図書館で、文學界やら群像やら新潮やらを読んで過ごす夕方、今月号の文學界は内田百けんさんを特集している。しかも、大好きな松山巌さんが百けんさんについて座談してるし。わお。
座談会の中で松山氏は、百けんさんの文章について、少なくとも二十代を過ぎて暇にならないと分からない面白さ、と言っている。それを読んで思ったのだけど、例えばぼくが今、百けんさんの文章、特に随筆などを読んで面白いと感じるのは、奇妙なおやじがいるなあという風な、いわば百けんさんとその文章を外から眺めたような、少し距離を置いた楽しみ方で、その奇妙な面白さを楽しんではいるけれども、それは身に染むような楽しみ方ではなくて、例えば漱石の小説や随筆を読んだ時のような体が震えるほどに身に染む感じを、百けんさんの文章から感じることはあまりない。それを感じるには、松山氏の言うように、ぼくはあまりにも(精神的に)若過ぎるのかもしれない。この距離を隔てた楽しみ方が嫌かと聞かれればそんなことは全然ないし、あと何年かしてあらためて百けんさんの文章を読んだ時に、それまでと異なる面白さに気付いたとしたら、ああわたしもとうとうこの面白さが身に染む歳になったのかとしみじみ実感するのでしょうから、それはそれで楽しみだし、若合春侑さんも今回の特集で書いておりますが、百けんさんの作品のすべてを老後にゆっくりと読みたいと思っているわけです。そんなわけで少しでもひねくれた翁になるべく、日々を精進。

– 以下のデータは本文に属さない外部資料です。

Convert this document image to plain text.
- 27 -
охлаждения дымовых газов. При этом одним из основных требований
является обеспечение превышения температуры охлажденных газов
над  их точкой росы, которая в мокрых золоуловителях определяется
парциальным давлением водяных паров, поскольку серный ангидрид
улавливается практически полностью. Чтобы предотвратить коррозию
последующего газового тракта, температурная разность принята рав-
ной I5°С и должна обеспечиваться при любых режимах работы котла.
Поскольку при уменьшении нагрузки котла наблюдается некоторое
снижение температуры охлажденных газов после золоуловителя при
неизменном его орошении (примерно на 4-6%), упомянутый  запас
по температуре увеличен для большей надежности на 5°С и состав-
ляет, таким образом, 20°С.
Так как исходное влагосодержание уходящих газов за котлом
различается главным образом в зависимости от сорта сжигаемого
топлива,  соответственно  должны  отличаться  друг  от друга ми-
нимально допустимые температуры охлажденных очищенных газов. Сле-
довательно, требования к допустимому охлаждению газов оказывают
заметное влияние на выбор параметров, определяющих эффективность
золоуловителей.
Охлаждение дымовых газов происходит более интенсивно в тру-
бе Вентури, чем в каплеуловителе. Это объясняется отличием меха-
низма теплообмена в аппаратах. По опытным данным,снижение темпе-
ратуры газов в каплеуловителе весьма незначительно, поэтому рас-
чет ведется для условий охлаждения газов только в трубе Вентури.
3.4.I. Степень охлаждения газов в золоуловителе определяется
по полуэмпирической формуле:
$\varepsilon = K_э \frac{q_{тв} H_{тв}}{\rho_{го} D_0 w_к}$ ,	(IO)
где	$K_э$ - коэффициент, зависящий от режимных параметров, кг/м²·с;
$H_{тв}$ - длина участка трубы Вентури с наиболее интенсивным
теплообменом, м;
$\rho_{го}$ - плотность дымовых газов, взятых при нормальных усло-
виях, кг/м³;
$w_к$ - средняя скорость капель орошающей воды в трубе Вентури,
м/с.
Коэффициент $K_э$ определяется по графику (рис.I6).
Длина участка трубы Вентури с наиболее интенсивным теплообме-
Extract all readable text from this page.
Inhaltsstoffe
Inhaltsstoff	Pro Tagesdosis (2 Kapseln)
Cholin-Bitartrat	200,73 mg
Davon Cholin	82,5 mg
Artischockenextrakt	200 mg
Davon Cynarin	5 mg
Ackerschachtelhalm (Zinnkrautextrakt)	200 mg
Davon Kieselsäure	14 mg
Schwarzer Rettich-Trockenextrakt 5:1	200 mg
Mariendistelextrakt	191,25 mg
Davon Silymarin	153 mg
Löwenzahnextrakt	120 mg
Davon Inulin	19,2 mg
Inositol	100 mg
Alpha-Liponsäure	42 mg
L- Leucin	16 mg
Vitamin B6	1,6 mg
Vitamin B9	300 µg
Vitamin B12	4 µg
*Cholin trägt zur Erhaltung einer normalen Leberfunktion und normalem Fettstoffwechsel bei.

ニキ・カーロ監督『クジラの島の少女』を観ました。伝説と伝統に生きる、マオリ族の一家に生まれた少女のお話。物語もキャストも演出も、最高に良い映画でした。こういうほのぼのとした映画、大好き。おじいちゃんの大人げない振る舞いがむかつきを通り越してかわいい。良い映画を観ると、帰りの電車まで楽しくなる。